At the time, Conservative MPs raised questions in the House of Commons about whether the Liberal government had authorized illegal surveillance of the protesters.
Prime Minister Justin Trudeau confirmed the flights were part of military training, but said the plane was not involved in surveillance of demonstrators. He said the questions from Conservative MPs were “dangerously close to misinformation and disinformation.”
When questions were first asked about the flights, National Defence tried to avoid being linked to the aircraft. Then the department acknowledged the flights were part of military training involving intelligence gathering and surveillance equipment.
It was only after military sources revealed the aircraft was being operated by Canadian special forces that National Defence acknowledged that link.

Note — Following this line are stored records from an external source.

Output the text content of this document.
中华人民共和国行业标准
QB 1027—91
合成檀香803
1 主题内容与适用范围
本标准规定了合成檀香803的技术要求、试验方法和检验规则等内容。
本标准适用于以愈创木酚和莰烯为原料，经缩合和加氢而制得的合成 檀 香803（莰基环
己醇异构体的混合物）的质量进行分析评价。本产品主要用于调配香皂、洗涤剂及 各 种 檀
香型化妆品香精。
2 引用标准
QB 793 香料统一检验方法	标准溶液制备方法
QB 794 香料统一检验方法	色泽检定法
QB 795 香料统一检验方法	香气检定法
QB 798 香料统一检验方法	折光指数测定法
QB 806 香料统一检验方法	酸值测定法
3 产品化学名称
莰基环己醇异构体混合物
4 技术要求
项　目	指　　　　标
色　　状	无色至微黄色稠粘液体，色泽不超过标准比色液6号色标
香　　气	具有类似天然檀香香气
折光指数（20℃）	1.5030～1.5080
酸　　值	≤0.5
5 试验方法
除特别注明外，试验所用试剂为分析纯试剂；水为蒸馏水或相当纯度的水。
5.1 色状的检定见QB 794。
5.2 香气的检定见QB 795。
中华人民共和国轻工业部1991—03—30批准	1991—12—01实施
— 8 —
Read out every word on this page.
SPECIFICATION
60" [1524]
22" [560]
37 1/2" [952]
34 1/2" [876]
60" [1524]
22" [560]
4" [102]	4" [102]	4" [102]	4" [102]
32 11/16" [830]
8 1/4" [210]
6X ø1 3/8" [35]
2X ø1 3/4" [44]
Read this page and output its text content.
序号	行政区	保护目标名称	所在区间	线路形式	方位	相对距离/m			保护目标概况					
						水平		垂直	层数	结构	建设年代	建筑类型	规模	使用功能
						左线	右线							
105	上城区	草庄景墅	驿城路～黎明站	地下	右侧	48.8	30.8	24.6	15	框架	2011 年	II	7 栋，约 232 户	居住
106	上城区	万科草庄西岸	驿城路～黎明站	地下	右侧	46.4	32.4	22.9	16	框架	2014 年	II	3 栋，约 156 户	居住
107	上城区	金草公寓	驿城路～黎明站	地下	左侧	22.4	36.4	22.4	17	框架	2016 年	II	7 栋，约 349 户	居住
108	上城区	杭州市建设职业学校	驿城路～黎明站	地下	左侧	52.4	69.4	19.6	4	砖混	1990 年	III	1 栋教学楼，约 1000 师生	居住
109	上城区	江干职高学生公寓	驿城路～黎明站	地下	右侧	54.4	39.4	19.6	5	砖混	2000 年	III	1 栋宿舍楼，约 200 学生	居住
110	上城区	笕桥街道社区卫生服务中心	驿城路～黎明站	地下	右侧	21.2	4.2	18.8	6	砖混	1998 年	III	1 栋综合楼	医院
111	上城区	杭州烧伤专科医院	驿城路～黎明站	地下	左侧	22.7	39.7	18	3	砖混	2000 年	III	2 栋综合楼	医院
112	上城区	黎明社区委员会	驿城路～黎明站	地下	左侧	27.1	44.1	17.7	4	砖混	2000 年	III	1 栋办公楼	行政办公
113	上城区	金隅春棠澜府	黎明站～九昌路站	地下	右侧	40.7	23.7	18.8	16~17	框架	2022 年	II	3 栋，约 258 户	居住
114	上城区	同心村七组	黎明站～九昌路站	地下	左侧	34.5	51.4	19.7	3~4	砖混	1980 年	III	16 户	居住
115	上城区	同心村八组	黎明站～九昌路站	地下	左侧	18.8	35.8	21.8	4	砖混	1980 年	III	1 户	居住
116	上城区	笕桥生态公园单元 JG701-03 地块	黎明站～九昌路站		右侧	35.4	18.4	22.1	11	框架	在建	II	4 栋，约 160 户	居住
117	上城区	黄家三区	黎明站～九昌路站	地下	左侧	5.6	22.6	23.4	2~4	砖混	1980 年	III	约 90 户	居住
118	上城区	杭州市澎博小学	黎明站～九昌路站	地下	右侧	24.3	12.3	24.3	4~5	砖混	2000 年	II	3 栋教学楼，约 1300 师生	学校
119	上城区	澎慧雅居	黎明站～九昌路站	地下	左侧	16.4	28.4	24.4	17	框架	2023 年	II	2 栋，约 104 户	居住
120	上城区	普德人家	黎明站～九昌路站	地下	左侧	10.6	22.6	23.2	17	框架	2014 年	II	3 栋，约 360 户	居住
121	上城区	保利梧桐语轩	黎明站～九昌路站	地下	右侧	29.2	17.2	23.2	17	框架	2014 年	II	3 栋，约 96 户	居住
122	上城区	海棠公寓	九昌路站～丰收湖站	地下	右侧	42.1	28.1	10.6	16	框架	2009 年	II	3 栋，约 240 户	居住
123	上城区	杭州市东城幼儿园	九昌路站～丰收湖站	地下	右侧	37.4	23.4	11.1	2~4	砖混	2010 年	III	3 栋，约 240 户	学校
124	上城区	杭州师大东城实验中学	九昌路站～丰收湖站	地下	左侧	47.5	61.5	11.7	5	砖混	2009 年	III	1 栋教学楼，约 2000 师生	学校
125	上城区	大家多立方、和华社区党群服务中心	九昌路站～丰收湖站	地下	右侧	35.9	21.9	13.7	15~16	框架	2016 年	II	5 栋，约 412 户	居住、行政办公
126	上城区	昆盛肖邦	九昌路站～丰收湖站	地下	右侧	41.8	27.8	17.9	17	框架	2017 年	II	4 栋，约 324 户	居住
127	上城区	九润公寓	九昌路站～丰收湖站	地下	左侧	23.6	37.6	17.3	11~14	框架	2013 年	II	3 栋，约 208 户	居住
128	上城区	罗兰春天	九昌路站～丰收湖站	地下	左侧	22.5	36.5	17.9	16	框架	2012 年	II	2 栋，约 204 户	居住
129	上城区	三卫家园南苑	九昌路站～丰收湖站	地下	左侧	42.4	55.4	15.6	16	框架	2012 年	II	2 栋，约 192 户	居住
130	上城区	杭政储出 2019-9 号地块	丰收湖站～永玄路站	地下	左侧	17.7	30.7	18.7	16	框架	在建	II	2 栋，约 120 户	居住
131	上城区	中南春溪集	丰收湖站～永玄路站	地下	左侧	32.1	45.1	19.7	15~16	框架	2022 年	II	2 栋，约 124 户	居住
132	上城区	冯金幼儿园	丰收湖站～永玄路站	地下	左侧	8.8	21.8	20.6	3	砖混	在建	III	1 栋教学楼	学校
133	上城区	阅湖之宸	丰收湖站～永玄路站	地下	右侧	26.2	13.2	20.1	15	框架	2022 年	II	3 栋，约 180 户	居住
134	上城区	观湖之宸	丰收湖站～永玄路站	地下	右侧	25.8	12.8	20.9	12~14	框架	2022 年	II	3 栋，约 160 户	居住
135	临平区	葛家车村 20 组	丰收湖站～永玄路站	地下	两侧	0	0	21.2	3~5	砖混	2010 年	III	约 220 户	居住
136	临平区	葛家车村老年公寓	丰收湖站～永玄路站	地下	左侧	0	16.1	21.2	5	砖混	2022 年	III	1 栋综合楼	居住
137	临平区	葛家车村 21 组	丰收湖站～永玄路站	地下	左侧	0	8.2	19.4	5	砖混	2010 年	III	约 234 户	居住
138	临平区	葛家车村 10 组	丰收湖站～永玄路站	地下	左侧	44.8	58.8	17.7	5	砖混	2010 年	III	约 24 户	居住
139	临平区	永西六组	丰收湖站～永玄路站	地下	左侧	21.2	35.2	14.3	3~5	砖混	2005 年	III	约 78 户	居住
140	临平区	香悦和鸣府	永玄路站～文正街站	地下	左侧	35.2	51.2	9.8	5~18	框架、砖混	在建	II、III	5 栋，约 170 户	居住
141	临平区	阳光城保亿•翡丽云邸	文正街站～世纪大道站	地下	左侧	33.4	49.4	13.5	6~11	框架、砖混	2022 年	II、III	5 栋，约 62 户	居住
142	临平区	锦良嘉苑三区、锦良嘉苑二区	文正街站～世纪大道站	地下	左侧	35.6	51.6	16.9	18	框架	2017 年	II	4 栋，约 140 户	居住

The U.S.-registered King Air aircraft was airborne over Ottawa on Jan. 28, Jan. 29, Feb. 3, Feb. 10 and Feb. 11, according to data collected by Steffan Watkins, an Ottawa researcher who tracks the movements of vessels and planes.
The flights coincided with the large-scale protests in downtown Ottawa.
National Defence spokesperson Dan Le Bouthillier acknowledged at the time that the aircraft was in use by Canadian special forces as part of a training mission on Feb. 10, but he said the flight had nothing to do with the protests.
Le Bouthillier said the special forces training was already planned before the Ottawa protests and to have cancelled the flight would have been wasting money.
This newspaper later reported the flights took place despite a military directive that was supposed to prohibit such activities. Canadian special forces leaders reasoned they didn’t have to follow the military directive since the surveillance plane they were using was owned by a private defence contractor, National Defence noted.
Canadian special forces had access to similar aircraft in Afghanistan to track and target insurgents. The U.S. military operates similar surveillance aircraft.
Modifications to a hangar that will house the aircraft at 8 Wing Trenton were completed in early 2023, McKelvey said.
The delivery of the aircraft was originally scheduled for the spring of 2022. Details about what caused the delay in the project weren’t provided.